Steve Kuhn wins First “Poker Night on Wall Street”

Steve Kuhn Poker Night on Wall Street

Over the years, we’ve seen plenty of poker TV shows that feature famous pros grinding on the felt. So Bloomberg TV decided to take a different route with their new poker show: get six highly successful Wall Street investors together in a $50,000 buy-in, 6-max sit and go.

This seems to be a pretty successful formula, given the highly publicized launch of “Poker Night on Wall Street.” Six uber-rich hedge fund managers took part in the first episode, including the following: Kynikos Associates’ Jim Chanos, Greenlight Capital’s David Einhorn, Gabelli Asset Management’s Mario Gabelli, Pine River Capital Management’s Steve Kuhn, Ariel Investments’ John Rogers and Skylar Capital Management’s Bill Perkins.

Out of this group, Einhorn and Perkins are the most experienced players. The latter has had a poker-coming-out party this year after finishing third in the 2013 WSOP $111k One Drop ($1,965,160) and fourth in the UKIPT London £48.5k Super High Roller ($470,369). Thanks to these big finishes, Perkins has $2,493,552 in live tournament winnings.

Einhorn first landed on the poker map after taking 18th place in the 2006 WSOP Main Event ($659,730). He also took third at the 2012 WSOP $1 million Big One for One Drop, which drove his career winnings up to $5,108,135.
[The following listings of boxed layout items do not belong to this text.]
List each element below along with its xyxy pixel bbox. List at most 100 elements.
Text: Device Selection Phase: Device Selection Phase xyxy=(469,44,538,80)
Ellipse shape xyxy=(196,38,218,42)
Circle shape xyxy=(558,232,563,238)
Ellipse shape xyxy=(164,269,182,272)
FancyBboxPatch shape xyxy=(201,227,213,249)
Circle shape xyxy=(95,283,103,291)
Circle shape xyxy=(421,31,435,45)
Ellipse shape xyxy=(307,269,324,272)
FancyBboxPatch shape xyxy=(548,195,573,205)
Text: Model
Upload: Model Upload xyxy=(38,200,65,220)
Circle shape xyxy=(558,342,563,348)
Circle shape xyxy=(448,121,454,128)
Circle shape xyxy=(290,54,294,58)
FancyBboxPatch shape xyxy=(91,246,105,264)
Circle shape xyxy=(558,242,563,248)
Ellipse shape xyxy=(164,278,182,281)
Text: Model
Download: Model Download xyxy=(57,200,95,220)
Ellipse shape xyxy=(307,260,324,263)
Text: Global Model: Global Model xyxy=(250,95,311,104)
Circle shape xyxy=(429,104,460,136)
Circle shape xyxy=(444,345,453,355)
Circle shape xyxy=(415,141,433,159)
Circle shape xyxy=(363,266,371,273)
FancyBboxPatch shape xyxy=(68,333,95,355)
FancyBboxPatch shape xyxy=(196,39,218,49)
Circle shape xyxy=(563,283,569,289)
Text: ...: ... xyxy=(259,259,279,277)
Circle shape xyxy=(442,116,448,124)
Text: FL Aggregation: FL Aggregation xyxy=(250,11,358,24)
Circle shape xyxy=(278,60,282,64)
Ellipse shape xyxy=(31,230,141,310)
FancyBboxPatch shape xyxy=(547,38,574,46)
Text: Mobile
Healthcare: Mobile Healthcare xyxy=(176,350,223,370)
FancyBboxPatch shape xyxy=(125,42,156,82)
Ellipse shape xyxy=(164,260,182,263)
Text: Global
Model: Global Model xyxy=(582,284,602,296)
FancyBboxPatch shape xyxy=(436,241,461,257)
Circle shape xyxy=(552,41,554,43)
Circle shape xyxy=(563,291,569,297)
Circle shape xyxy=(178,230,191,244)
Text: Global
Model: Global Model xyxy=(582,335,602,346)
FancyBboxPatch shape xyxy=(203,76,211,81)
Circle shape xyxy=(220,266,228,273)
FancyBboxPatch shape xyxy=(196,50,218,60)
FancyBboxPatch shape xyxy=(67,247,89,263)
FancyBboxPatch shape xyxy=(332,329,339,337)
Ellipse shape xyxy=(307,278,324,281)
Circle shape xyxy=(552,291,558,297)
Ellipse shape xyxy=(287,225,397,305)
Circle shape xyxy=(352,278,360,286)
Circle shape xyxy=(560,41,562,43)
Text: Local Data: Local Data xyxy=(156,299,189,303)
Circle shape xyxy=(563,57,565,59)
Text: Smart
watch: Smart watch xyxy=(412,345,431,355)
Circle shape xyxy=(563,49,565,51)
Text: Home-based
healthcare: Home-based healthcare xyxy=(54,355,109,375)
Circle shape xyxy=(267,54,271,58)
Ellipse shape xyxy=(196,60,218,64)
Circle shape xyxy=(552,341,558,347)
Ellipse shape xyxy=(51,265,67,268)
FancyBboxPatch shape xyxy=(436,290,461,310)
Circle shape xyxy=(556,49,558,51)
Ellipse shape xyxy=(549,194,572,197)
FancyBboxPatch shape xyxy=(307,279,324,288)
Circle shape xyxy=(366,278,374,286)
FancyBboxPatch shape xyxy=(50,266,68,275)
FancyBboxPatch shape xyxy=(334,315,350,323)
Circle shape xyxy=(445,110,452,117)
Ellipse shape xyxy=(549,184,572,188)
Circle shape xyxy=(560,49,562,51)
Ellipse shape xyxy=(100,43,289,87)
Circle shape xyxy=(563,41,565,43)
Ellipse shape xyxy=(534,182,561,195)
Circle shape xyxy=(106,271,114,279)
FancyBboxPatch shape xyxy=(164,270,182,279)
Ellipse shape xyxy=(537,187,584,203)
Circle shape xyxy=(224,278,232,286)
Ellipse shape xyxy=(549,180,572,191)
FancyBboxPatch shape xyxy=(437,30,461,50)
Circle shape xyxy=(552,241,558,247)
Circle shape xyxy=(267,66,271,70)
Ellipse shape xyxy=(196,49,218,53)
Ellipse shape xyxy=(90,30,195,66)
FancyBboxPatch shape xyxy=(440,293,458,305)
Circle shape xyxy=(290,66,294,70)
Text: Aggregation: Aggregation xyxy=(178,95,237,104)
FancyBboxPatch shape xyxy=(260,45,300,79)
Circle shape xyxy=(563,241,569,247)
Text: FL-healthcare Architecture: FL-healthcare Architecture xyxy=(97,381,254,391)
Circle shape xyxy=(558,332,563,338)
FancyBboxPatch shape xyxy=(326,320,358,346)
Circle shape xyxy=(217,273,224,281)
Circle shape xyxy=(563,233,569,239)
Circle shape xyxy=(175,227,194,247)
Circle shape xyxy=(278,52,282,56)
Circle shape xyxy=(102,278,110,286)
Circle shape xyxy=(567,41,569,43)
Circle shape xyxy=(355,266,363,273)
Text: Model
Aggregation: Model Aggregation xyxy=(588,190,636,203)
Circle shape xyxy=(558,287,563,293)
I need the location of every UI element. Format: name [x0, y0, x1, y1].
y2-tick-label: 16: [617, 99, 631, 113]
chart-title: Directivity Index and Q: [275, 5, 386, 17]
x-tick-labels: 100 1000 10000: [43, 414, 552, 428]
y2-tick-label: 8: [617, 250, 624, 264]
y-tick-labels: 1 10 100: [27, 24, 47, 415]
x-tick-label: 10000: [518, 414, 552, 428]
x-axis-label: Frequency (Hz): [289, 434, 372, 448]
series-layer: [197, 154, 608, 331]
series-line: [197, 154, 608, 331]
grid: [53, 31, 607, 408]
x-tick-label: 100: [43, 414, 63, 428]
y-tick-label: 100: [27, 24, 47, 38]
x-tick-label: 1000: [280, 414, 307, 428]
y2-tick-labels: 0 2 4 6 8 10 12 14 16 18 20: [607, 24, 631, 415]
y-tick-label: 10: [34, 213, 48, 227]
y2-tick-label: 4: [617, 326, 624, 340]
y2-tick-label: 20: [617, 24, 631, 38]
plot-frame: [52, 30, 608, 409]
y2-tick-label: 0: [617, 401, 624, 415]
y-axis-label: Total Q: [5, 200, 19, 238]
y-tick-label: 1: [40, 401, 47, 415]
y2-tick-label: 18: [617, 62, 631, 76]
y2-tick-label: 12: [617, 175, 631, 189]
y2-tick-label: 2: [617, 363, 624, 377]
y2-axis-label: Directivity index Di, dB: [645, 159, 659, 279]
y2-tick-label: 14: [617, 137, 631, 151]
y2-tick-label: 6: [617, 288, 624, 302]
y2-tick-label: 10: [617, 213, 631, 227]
Despite both Einhorn and Perkins being in the mix, Steve Kuhn emerged victorious on the first episode of Poker Night on Wall Street. He seemed to be the third most knowledgeable player, behind the previously discussed duo. And Kuhn’s skill showed as he marched towards the top prize – $300,000 that he gets to donate to the charity of his choice. When asked if he’d consider playing poker full-time after this victory, he quipped, “I kinda like my job already.”

As for the other three players, Chanos, Gabelli and Rogers, they are certainly better at their day job. However, all three players are learning fast and could eventually compete with the defending champ Kuhn, as well as Perkins and Einhorn.